Delphine Ernotte, le soutien institutionnel inébranlable

Ce soutien amical et professionnel de Cyril Féraud vient s’ajouter à celui, crucial, de la présidente de France Télévisions en personne. Invitée sur RTL, Delphine Ernotte Cunci a affiché une confiance inébranlable envers sa nouvelle recrue, louant un journal qu’elle considère “de très très grande qualité”. Face aux rumeurs et aux critiques, la dirigeante a réitéré sans ambiguïté son appui, déclarant : “Je suis extrêmement confiante et toute la rédaction est derrière elle”.

Cette double défense, à la fois institutionnelle et amicale, est vitale pour Léa Salamé.

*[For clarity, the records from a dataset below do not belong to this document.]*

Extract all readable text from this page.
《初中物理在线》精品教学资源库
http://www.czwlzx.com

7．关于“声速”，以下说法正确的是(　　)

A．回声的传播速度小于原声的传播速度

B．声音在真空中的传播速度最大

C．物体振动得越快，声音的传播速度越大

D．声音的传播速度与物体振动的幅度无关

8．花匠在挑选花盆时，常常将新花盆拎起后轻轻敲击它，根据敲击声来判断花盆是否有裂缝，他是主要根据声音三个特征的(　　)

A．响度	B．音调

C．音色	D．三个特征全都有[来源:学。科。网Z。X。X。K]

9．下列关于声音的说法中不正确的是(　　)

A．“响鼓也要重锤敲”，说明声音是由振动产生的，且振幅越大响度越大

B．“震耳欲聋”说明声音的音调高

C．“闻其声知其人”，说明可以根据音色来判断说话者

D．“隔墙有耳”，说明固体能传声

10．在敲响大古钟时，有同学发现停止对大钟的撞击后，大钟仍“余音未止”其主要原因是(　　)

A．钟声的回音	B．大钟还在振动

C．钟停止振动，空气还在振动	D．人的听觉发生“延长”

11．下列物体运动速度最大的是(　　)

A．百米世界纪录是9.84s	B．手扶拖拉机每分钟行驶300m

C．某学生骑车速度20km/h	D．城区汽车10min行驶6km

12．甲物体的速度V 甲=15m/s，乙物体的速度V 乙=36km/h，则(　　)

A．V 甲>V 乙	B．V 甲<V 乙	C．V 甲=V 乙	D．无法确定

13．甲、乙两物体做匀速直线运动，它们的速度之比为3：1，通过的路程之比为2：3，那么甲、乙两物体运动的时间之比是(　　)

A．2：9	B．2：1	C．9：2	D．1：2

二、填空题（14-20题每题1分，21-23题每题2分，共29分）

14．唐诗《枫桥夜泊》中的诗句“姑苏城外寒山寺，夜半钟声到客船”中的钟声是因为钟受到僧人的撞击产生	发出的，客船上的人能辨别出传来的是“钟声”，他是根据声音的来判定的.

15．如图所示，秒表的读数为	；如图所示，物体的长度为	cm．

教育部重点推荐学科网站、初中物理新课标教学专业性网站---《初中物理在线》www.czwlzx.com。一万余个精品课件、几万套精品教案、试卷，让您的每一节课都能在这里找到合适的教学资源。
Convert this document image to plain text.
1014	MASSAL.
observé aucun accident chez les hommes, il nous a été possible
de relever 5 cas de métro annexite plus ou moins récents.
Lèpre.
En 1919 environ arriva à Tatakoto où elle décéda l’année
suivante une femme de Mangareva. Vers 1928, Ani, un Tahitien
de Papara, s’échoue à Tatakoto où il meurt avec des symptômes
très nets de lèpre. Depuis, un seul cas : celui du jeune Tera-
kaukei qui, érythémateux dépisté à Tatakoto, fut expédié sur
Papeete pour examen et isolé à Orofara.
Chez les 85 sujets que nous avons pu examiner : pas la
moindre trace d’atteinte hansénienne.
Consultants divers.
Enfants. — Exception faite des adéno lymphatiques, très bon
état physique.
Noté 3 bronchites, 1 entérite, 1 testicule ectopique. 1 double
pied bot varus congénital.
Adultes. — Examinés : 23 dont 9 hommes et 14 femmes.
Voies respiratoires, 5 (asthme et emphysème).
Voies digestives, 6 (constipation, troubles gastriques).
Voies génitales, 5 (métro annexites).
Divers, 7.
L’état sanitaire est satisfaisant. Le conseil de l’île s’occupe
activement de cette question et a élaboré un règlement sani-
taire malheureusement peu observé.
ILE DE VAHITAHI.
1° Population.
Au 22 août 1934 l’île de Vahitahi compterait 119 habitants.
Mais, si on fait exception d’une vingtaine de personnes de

Elle rappelle que le 20 Heures n’est pas seulement un bulletin d’information, mais l’une des émissions les plus symboliques et les plus observées du paysage audiovisuel français. Y apporter sa propre voix, comme le fait la journaliste, est une entreprise risquée qui exige une force de caractère peu commune.

En mettant en lumière la “pression” et le “courage” de Léa Salamé, Cyril Féraud ne défend pas seulement une amie. Il interpelle le public et les critiques sur la nature de leurs attentes. Doit-on attendre d’une journaliste qu’elle se contente de lire des prompteurs ou doit-elle tenter d’insuffler une nouvelle vie, une nouvelle forme de pertinence, à un exercice qui se renouvelle constamment ? La prise de position de l’animateur est un puissant rappel que derrière l’image du 20 Heures, se cache une personne exposée à un jugement permanent et souvent injuste. Son courage réside dans le fait de continuer à imposer son ton, malgré la violence des attaques, prouvant qu’elle est bien décidée à faire évoluer la grand-messe de l’information du soir.